Plan: | Willem Dreespark e.o. |
---|---|
Status: | vastgesteld |
Plantype: | bestemmingsplan |
IMRO-idn: | NL.IMRO.0518.BP0256ZDreespark-50VA |
Gemeenten hebben de taak om bij vaststelling van bestemmingsplannnen rekening te houden met aanwezige en te verwachten archeologische waarden (Monumentenwet 1988, artikel 38a). Voor het gehele grondgebied van Den Haag heeft de gemeente een Archeologische Waarden- en Verwachtingenkaart (AWVK) opgesteld. In de Beleidsnota Archeologie 2011-2020 geeft de gemeente aan hoe de gemeente zorg wil dragen voor de archeologische sporen en resten in de Haagse ondergrond. In deze paragraaf wordt toegelicht hoe het gemeentelijk archeologiebeleid is vertaald in het bestemmingsplan 'Willem Dreespark e.o.'.
Op de gemeentedekkende AWVK komen drie eenheden voor waaraan de gemeente beleid heeft gekoppeld:
In het plangebied worden geen archeologische waarden verwacht (zie paragraaf 4.9.2).
In alle gevallen blijft de archeologische meldingsplicht van kracht (art. 53, Monumentenwet 1988). Dit houdt in dat wanneer bij graafwerkzaamheden vondsten worden aangetroffen waarvan de vinder redelijkerwijs moet kunnen weten dat het archeologie betreft, dit gemeld moet worden bij het bevoegd gezag. De meldingsplicht staat op zichzelf, en is niet opgenomen in de regels van het bestemmingsplan.
De afdeling Archeologie van de Dienst Stadsbeheer verricht namens het bevoegd gezag de taken en besluitvorming inzake de archeologische monumentenzorg.
Het plangebied is volgens de Nieuwe Geologische kaart van Den Haag en Rijswijk voor het grootste deel gelegen in een gebied met een opeenvolging van lagen die onder natte omstandigheden zijn gevormd: klei en veen.
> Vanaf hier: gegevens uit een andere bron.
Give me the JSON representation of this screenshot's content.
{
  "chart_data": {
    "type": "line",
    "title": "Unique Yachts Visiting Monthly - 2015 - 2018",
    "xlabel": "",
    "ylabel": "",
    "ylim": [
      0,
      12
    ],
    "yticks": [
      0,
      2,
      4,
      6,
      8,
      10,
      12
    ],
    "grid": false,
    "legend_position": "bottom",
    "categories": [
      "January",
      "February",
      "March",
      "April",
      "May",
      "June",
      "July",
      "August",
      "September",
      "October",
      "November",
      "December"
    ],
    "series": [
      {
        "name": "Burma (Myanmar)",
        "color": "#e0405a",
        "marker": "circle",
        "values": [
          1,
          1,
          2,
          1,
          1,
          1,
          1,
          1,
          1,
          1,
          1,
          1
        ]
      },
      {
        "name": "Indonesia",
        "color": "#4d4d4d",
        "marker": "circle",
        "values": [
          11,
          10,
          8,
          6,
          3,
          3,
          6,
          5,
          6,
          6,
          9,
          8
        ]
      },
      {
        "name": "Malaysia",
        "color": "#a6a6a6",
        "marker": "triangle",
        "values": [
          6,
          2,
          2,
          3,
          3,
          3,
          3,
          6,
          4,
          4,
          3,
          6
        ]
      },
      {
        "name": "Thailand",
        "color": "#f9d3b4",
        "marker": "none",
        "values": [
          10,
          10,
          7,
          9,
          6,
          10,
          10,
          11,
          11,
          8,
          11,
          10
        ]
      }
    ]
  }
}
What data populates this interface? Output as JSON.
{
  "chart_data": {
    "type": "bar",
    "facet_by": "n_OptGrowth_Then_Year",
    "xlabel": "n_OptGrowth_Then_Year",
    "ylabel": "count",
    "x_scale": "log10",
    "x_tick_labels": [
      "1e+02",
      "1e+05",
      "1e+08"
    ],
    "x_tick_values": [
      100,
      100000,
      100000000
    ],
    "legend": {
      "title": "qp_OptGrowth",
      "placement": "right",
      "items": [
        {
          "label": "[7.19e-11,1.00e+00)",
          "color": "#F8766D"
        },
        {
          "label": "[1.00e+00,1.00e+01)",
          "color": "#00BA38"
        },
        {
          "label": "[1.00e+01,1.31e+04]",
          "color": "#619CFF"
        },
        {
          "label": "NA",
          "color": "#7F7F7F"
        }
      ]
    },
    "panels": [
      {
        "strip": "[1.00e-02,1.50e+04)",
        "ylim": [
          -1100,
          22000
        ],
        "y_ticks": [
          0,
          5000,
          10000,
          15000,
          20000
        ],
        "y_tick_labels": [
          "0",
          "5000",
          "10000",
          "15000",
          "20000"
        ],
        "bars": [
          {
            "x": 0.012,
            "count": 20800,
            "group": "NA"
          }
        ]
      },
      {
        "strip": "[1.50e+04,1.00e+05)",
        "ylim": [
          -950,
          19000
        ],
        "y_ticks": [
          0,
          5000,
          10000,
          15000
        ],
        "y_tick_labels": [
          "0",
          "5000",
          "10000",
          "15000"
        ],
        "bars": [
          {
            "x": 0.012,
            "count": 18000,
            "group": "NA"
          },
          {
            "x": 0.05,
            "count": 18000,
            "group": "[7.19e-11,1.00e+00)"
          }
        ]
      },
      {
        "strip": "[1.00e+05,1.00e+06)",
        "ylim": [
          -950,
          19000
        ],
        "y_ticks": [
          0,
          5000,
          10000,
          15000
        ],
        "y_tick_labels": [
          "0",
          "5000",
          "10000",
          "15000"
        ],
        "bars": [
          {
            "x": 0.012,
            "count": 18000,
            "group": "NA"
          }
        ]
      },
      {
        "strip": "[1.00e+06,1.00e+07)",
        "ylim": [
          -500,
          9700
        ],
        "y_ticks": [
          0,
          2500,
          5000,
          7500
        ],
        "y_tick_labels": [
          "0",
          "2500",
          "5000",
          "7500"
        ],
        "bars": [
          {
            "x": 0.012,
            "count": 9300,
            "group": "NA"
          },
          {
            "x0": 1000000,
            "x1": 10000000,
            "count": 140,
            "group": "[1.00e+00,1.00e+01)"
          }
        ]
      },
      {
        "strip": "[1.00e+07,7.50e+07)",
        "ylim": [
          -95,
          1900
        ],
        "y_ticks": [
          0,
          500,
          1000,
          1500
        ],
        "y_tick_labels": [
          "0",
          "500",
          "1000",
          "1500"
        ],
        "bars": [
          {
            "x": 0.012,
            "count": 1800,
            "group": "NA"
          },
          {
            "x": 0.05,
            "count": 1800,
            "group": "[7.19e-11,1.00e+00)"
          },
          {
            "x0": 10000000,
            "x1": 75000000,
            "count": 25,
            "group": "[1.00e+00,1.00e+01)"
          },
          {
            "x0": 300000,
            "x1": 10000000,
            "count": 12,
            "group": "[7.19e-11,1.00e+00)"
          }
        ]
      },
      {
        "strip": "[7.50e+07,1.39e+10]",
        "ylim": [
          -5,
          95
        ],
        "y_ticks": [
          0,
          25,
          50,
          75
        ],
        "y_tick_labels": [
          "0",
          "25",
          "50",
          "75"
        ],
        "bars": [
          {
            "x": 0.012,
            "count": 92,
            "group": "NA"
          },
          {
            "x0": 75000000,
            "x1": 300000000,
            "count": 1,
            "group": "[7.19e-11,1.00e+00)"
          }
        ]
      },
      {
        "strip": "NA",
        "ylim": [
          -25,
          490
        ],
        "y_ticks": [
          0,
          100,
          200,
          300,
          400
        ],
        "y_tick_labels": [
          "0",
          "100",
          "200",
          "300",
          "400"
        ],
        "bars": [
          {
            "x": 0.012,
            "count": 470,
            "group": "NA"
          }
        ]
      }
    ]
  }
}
De klei werd enige duizenden jaren voor Christus afgezet door de zee en tijdens overstromingen van getijdegeulen en kreken in de directe omgeving. Het veen kon ontstaan en groeien omdat het gebied, ook als er geen sprake van overstromingen was, vele eeuwen moerassig bleef. Mocht bijvoorbeeld echter het veen in droge perioden wel geschikt zijn geweest, dan zijn de sporen hiervan bij de aanleg van de havens in de twintigste eeuw verdwenen. Alleen ter plaatse van de hoek van het Willem Dreespark bij de Erasmusweg, waar de spoorlijn kruist, is volgens de geologische kaart een smalle strandwal in de ondergrond aanwezig. Hierop zou in de prehistorie gewoond en gewerkt kunnen zijn. Archeologisch booronderzoek ter plaatse van het Hildebrandplein in 2007 heeft echter aangetoond dat deze strandwal veel smaller was en de klei zich veel verder uitstrekte dan werd aangenomen. Ook dit deel van het plangebied is dus veel drassiger geweest dan tevoren is aangenomen, waardoor de archeologische verwachting hier ook laag is.
Bovenstaande maakt duidelijk dat het hele plangebied een lage archeologische verwachting heeft. Er is daarom op de plankaart geen sprake van een dubbelbestemming archeologie. Dat betekent dat er vanuit de archeologische monumentenzorg geen voorwaarden worden verbonden aan vergunningaanvragen voor activiteiten waarbij bodemverstoringen optreden.